The Problematic Code (Memory Intensive)

dart
// This approach will create a List containing 50 million integers in RAM.
List<int> getEvenNumbers(int max) {
  final result = <int>[];
  for (int i = 0; i < max; i++) {
    if (i % 2 == 0) {
      result.add(i);
    }
  }
  return result;
}

Analyzing the Bottleneck 🧐

The bottleneck here is upfront memory allocation. The entire list must be created and stored in memory before any of its elements can be processed.
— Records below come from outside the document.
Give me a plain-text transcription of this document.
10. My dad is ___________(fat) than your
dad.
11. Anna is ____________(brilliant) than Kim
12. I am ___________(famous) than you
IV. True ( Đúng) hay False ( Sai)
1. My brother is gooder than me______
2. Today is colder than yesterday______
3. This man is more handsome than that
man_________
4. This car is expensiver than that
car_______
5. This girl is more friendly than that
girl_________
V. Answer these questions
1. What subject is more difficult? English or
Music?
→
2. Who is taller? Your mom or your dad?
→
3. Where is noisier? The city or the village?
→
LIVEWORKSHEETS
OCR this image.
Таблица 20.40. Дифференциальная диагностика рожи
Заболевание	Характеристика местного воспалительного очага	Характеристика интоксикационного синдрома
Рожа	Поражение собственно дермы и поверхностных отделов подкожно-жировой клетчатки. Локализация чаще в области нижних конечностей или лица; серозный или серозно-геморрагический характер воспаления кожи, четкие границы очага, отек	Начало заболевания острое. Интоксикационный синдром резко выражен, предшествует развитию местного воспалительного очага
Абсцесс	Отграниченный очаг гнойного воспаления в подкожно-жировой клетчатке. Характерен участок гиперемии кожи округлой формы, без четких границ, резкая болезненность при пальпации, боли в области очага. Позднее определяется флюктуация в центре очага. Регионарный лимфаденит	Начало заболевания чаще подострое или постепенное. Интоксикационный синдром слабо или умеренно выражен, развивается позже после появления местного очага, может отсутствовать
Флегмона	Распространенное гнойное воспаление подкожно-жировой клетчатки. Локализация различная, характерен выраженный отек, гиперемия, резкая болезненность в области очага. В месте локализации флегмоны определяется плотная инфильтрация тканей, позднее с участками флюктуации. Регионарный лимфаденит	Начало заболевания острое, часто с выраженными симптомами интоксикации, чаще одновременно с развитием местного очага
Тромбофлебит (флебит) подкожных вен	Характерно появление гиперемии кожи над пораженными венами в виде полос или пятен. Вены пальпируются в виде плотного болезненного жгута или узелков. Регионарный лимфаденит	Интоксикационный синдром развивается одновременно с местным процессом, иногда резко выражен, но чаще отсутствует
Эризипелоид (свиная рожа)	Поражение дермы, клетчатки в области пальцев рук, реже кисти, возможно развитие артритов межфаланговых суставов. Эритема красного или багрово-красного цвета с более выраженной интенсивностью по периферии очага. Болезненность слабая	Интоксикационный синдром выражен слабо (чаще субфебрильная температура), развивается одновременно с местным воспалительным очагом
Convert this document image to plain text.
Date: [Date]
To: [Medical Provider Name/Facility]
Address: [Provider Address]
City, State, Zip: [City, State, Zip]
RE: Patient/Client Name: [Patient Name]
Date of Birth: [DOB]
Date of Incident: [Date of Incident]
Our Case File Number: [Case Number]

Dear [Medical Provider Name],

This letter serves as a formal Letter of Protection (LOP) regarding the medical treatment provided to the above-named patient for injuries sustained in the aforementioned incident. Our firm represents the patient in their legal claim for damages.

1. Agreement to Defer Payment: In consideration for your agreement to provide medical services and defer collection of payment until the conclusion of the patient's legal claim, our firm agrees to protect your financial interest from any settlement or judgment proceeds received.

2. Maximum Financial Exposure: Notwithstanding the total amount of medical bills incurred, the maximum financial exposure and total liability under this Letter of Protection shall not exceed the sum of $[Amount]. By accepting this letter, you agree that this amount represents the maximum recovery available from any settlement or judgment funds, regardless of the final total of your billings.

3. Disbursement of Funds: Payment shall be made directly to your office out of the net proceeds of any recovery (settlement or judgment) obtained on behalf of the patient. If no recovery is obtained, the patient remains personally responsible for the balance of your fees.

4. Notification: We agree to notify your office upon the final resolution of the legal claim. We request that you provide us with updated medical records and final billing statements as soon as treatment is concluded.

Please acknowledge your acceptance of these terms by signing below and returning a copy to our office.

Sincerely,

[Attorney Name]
The Solution: Use a Generator for "Lazy" Data Creation

  • The Logic: A generator function doesn't return a complete collection. Instead, it yields values one by one, only when they are requested. It never stores the entire sequence in memory.

  • The Syntax:

    • sync*: Marks a function as a synchronous generator, which returns an Iterable.
    • async*: Marks a function as an asynchronous generator, which returns a Stream.
    • yield: Returns a value from the generator and pauses the function.
  • The Optimized Code:

    dart
    // Using sync* and yield, the function returns an Iterable.
    Iterable<int> getEvenNumbers_Optimized(int max) sync* {
      for (int i = 0; i < max; i++) {
        if (i % 2 == 0) {
          // "yield" returns a value and pauses the function here.
          yield i;
        }
      }
    }
    
    void main() {
      // The getEvenNumbers_Optimized function runs until the first yield and returns 0.
      for (final number in getEvenNumbers_Optimized(100000000)) {
        print(number); // The function will resume to yield the next value.
        if (number > 10) {
          break; // The loop terminates, and the generator function also stops.
        }
      }
    }

Analyzing the Results

  1. Maximum Memory Savings: The generator function never creates a List containing 50 million numbers. The memory usage is constant and extremely low, no matter how large max is.
  2. Lazy Computation: The numbers are only calculated when the for loop requests the next element. In the main() example above, the generator function will only run long enough to produce the numbers 0, 2, 4, 6, 8, 10, 12 and then stop completely. It doesn't waste CPU calculating the other 50 million numbers.

Conclusion:

  • Generators are an extremely powerful memory optimization tool.
  • Use them when you need to create or process large sequences of data without needing to have the entire sequence in memory at once. This is especially useful for processing large files, data streams, or complex algorithms.